A review by morganeua
This Year You Write Your Novel by Walter Mosley

3.0

Short and to-the-point!

I have never read Walter Mosley's fiction; I picked this up from a Little Library near my house because the title called to me. What a great title! The book is worth having on your shelf for the title alone. Such solid encouragement. This little book believes in me. This year. This year I write my novel. Full stop.

You can find Mosley's advice pretty much everywhere else. I read Lamott's "Bird by Bird" and King's "On Writing" recently and they say the same stuff, but with memoir woven in. Mosley, though, gives nothing but writing advice and examples to back up that advice. That's it.

The most useful aspect of this book for me was how strict Mosley is with his writing schedule. And at every step on the way to writing your novel, he reminds you to be strict about your writing schedule. I'm not certain that kind of discipline will work for every writer, but I'm certain every writer who is that disciplined will write a novel.

Other things I learned from Mosley:

- "Wait until the book is finished before making a judgment on its content" (13)
- "If a man is a lion, leave him that way.
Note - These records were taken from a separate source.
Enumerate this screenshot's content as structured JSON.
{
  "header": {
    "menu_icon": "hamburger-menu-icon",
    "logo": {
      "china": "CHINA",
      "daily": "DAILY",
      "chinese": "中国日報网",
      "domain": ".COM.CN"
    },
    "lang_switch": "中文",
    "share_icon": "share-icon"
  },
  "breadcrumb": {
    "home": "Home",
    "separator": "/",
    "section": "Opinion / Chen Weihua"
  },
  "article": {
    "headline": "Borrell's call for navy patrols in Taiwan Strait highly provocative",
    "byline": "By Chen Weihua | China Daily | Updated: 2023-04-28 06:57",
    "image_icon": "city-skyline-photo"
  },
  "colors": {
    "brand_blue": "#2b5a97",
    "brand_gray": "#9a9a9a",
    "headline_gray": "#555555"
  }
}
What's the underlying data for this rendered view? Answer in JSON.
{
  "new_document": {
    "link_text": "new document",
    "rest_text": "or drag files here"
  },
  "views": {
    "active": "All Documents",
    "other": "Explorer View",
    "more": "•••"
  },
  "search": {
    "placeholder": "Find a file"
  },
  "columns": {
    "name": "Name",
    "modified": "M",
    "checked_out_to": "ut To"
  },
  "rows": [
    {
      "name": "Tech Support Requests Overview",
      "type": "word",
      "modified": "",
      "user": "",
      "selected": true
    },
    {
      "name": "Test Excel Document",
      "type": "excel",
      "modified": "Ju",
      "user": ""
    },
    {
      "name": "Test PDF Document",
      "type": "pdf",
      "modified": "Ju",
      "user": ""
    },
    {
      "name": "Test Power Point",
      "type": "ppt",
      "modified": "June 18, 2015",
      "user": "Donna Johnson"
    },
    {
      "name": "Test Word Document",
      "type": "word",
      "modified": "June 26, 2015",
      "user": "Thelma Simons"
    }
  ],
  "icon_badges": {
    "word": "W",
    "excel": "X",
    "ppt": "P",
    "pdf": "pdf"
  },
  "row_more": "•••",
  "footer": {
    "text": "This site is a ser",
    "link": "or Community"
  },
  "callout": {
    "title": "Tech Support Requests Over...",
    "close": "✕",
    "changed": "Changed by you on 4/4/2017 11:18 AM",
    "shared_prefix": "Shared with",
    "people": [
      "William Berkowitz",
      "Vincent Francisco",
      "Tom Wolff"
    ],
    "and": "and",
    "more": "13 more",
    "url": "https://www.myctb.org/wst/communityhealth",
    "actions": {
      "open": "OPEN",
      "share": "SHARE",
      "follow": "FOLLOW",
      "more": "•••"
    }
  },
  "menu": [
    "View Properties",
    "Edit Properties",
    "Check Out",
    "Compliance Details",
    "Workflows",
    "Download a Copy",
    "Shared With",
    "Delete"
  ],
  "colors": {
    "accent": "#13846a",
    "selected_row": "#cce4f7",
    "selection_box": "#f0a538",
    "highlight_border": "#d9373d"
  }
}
Don't make him into a wall or a wind too" (39)
- "Plot is the structure of revelation" (56)
- "...decide whether or not this document is worth the next nine months of your life... What you have to decide is whether the novel has a soul or not" (77)
- "The only details that should be put in any description are those that advance the story or our understanding of the character" (84) -- he gives a great example here of a fly buzzing detail that manifests a character's anxiety
- "read your book out loud... yes, the whole book" (94)

And many more. Nothing too outstanding here, but worth the quick read that it is!